Urologische Vertragsarztpraxen erhalten derzeit von der Agentur für Arbeit Bescheide, die Kurzarbeitergeld unter Verweis auf den Schutzschirm des COVID-19-Krankenhausentlastungsgesetzes vom 27. März 2020 pauschal ablehnen. Das ruft jetzt den Berufsverband auf den Plan. „Kurzarbeitergeld muss je nach Praxisbesonderheiten und Honorarzusammensetzungen bewilligt werden, da ansonsten betriebsbedingte Kündigungen unvermeidlich sind. Eine pauschale Ablehnung von Kurzarbeitergeld in Bezug auf vertragsärztliche Leistungserbringer ohne Einzelfallprüfung ist schlichtweg rechtswidrig“, kritisiert BvDU-Präsident Dr. Axel Schroeder die Arbeitsagentur.

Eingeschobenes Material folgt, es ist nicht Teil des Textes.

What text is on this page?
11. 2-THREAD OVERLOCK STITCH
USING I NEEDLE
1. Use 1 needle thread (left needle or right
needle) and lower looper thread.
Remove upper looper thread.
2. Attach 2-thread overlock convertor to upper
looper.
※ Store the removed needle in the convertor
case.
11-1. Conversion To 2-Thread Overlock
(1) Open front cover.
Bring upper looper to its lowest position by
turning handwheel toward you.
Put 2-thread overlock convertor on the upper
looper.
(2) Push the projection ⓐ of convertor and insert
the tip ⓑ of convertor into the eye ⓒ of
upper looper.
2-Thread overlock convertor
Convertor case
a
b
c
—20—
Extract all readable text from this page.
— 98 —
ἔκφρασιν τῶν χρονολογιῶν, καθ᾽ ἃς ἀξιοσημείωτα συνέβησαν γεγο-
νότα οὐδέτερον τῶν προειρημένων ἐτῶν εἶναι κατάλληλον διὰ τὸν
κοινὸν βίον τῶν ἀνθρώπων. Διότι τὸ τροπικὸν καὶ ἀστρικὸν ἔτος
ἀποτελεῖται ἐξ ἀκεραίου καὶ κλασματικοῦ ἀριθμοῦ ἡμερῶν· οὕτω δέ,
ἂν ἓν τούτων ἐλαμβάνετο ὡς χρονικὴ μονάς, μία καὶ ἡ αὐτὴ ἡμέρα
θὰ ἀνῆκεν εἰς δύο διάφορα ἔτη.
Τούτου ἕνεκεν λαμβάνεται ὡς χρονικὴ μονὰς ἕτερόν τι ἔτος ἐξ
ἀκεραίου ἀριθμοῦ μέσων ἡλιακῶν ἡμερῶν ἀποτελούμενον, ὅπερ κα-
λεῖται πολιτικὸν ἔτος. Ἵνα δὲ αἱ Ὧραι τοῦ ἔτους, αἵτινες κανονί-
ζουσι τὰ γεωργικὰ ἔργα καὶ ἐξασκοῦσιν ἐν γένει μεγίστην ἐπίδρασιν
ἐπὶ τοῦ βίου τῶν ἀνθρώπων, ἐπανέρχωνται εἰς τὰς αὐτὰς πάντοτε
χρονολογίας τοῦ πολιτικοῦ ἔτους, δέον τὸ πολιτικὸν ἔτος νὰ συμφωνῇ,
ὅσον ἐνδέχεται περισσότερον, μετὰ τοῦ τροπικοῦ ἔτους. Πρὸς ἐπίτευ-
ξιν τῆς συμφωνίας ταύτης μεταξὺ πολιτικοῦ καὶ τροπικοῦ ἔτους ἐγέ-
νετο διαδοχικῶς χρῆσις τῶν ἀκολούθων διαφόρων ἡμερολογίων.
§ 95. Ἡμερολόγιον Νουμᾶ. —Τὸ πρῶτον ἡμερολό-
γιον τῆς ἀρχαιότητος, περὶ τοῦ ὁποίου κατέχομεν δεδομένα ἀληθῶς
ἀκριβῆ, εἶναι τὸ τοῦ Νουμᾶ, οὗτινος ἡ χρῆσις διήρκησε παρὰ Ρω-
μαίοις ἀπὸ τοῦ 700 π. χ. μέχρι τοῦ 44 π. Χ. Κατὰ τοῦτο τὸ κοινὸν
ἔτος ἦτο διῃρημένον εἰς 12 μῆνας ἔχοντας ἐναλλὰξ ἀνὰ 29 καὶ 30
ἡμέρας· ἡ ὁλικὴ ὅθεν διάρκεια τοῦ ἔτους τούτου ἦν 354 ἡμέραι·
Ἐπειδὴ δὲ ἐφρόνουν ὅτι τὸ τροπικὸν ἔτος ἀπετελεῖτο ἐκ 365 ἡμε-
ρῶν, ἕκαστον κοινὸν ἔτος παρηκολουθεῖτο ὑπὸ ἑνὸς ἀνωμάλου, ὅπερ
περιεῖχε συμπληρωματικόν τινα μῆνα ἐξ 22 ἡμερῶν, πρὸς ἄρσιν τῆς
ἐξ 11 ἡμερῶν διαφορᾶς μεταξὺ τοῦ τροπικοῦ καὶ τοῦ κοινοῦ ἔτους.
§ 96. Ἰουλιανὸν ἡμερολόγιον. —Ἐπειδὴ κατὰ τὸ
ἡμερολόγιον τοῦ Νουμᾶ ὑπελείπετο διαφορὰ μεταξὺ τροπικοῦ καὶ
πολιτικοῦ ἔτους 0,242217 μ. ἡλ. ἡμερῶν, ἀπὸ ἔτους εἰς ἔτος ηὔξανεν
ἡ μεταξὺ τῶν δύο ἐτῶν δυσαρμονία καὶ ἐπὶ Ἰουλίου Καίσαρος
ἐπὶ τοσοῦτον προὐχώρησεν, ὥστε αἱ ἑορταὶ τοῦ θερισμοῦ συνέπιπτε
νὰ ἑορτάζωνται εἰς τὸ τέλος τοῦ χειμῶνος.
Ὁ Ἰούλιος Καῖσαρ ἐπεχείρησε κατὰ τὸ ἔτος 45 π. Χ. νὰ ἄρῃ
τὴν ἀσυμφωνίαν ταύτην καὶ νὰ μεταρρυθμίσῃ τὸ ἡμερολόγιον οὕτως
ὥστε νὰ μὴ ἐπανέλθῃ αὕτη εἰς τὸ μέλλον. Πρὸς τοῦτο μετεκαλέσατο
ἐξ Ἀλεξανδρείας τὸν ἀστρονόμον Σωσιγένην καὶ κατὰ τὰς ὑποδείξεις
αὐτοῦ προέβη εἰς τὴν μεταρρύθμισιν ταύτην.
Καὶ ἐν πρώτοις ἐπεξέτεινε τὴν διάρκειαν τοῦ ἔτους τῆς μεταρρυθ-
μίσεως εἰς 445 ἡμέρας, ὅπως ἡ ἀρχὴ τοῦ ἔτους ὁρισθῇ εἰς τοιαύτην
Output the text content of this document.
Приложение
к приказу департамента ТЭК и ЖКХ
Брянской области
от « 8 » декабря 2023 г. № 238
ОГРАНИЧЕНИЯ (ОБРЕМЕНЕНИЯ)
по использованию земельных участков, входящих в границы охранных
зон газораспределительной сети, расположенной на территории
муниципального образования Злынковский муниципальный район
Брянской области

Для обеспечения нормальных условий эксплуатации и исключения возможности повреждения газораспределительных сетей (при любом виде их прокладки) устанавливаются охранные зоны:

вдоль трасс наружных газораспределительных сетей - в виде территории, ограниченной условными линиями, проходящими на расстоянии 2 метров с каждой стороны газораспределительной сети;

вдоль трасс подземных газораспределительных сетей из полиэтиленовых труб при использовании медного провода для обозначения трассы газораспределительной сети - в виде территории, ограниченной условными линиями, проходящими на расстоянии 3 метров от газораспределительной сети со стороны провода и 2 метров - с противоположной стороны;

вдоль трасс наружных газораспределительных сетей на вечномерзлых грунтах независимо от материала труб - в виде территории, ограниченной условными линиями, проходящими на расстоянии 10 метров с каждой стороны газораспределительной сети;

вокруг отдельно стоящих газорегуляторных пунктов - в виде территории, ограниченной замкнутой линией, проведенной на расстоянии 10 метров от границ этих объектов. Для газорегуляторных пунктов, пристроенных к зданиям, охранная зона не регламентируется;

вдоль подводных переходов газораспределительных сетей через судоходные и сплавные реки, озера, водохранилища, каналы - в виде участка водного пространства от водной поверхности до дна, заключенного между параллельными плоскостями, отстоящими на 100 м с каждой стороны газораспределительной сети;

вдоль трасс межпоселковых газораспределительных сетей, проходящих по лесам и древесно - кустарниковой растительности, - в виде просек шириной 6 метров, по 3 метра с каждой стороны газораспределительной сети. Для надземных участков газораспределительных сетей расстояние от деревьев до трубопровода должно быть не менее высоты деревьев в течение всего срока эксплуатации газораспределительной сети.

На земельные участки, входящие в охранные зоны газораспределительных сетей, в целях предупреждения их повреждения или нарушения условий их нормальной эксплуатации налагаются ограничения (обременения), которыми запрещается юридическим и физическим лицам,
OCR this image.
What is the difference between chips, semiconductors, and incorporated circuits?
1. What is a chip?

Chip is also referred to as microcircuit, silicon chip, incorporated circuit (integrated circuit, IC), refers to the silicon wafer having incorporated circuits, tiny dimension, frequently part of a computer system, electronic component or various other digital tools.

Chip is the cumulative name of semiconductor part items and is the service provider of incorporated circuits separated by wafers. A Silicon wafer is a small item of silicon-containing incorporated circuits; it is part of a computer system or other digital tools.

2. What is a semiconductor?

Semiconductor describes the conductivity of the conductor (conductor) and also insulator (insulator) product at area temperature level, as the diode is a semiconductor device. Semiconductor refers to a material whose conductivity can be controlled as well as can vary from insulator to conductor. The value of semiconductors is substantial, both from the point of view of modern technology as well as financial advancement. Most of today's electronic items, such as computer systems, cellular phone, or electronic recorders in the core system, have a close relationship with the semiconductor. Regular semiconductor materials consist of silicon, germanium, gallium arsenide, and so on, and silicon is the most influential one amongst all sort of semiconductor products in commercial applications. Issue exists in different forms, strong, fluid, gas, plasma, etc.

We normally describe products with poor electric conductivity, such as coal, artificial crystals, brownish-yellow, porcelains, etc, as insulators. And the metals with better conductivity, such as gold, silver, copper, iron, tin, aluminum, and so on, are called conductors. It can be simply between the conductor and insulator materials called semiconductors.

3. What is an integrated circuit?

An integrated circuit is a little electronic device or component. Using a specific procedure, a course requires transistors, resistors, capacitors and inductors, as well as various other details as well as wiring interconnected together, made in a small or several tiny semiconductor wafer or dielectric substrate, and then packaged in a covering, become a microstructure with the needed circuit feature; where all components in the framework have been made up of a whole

Das Krankenhausentlastungsgesetz bezieht sich aus Sicht des Berufsverbands auf den Anspruch auf Covid-19-Ausgleichszahlungen durch die Kassenärztlichen Vereinigung nach § 87a Abs. 3b SGB V. Urologische Praxen in Deutschland müssen momentan nach Darstellung des Berufsverbands erhebliche Einnahmeausfälle durch fehlende GKV-Leistungen hinnehmen. „Es gibt zwar einen Schutzschirm für Niedergelassene, der ist aber bislang nur eine Kann-Bestimmung der Politik und noch nicht verbindlich von der gemeinsamen Selbstverwaltung vereinbart“, erklärt Schroeder. Von garantierten Abschlags- und Restzahlungen sei man noch weit entfernt.

Die privatärztlichen Honorarverluste beziffert der BvDU mit bis zu 50 % etwas geringer als jüngst angegeben. Neben den vertragsärztlichen Ausgleichszahlungen fordert Schroeder auch ein Schutzschild für den PKV-Bereich.